Pricing structure offers patients genuine choices

PUBLISHED : Saturday, 31 August, 2002, 12:00am
UPDATED : Saturday, 31 August, 2002, 12:00am

Shriram Chaubal commented on the so-called 'outrageous private hospital charges' in Hong Kong (South China Morning Post, August 26).

What most people do not realise is that the price differentiation in private hospitals between the three different classes of beds is essential to ensure people do have some real choices.

Take, for example, a surgical procedure that requires a hospital stay of one week with a total bill of $30,000 for a third-class bed. If the doctor's fee and other hospital charges remained the same and the patient was only charged the difference in the price of the bed, then the corresponding total bill for a second-class patient would only be about $32,000 and $35,000 for a first-class bed. Under these circumstances, it would be impossible to find second-class or first-class beds for those people who really wanted them.
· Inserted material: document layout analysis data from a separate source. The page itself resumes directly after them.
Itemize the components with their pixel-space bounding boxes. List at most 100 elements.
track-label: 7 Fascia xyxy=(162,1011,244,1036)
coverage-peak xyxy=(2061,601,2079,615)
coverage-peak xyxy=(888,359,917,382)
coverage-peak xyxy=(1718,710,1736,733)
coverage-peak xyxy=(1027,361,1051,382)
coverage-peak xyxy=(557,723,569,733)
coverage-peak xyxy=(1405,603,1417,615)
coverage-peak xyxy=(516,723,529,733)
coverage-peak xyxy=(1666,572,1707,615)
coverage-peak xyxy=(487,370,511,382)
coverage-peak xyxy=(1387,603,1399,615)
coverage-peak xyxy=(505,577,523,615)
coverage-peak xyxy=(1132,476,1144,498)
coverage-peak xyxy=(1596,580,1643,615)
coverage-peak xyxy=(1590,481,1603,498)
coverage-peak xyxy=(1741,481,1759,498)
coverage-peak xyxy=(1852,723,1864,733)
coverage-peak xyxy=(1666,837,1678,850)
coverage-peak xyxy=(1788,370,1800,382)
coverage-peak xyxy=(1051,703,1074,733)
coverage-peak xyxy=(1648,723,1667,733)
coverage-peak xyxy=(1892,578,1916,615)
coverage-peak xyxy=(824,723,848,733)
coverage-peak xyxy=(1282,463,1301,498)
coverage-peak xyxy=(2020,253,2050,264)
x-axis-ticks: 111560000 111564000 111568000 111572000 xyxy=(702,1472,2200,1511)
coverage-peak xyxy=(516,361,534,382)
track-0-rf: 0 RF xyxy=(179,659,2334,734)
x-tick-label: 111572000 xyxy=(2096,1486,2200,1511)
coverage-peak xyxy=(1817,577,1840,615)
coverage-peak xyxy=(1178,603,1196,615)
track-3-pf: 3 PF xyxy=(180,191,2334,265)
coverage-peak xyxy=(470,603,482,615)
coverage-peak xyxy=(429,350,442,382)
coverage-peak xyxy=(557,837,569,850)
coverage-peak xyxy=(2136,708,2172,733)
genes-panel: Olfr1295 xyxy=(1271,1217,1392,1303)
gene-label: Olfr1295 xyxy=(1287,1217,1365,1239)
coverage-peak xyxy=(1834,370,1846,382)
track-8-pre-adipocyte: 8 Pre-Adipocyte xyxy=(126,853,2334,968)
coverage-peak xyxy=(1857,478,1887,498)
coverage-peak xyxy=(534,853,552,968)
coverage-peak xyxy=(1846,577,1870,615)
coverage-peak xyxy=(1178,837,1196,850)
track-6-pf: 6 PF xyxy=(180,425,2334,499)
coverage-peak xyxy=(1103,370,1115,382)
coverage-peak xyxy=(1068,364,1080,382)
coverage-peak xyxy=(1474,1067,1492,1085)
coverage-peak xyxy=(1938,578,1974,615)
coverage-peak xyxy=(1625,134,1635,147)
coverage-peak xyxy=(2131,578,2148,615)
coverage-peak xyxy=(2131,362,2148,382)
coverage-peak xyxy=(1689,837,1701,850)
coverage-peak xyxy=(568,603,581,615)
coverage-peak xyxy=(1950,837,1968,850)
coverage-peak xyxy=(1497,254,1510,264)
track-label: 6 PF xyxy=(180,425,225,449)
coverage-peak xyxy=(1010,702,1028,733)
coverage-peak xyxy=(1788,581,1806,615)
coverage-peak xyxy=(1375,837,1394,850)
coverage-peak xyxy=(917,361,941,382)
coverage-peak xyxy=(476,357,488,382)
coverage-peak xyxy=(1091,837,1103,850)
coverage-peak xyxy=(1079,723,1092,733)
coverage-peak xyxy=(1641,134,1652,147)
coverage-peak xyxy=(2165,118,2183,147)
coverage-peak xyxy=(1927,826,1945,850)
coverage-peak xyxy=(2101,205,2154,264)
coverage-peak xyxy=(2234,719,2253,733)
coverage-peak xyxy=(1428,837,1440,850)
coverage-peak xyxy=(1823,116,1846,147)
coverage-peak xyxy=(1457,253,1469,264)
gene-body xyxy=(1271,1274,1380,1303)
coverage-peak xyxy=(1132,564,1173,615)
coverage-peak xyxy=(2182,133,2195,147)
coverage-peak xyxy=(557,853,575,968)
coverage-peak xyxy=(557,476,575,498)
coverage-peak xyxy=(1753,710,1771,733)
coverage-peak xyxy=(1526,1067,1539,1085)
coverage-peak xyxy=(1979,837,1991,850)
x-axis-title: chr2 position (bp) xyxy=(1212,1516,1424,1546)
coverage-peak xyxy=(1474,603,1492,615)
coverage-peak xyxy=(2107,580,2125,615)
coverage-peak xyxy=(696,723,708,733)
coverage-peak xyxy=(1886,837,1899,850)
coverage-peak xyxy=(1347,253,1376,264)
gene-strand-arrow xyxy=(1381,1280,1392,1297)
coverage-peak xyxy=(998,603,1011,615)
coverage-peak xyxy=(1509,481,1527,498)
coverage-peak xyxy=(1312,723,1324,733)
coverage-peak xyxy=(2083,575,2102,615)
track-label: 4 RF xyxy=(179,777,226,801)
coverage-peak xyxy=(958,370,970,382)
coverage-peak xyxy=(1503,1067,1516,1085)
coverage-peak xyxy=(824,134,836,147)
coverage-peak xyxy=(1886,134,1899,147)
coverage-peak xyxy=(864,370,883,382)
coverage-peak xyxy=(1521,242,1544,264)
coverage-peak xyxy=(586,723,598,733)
A good analogy is the price of business- and first-class return tickets to London. Currently, the economy fare is about $10,000, $30,000 for business class and $60,000 for first class. If you calculated the 'worthiness' of an airline ticket according to the space occupied by any passenger on the plane and, for example, the quality of the food, the corresponding price of a business-class ticket should really be about $12,000 and that of a first-class ticket about $14,000. Just imagine if such a pricing structure existed. It would be extremely difficult to get a business- or first-class ticket.

I have heard many people groaning about the 'unreasonable' cost of business- and first-class tickets to London. These are people who want to travel first class, but cannot afford it. What they really want is to be able to go first class and pay just a notch over the cost of an economy ticket. If that happened, all those people who always travel first class would be up in arms, as it would be very difficult for them to do so in the future. This is a case of supply and demand.

As long as the consumer is fully aware of the price and is willing to pay for it, there should not be any complaint.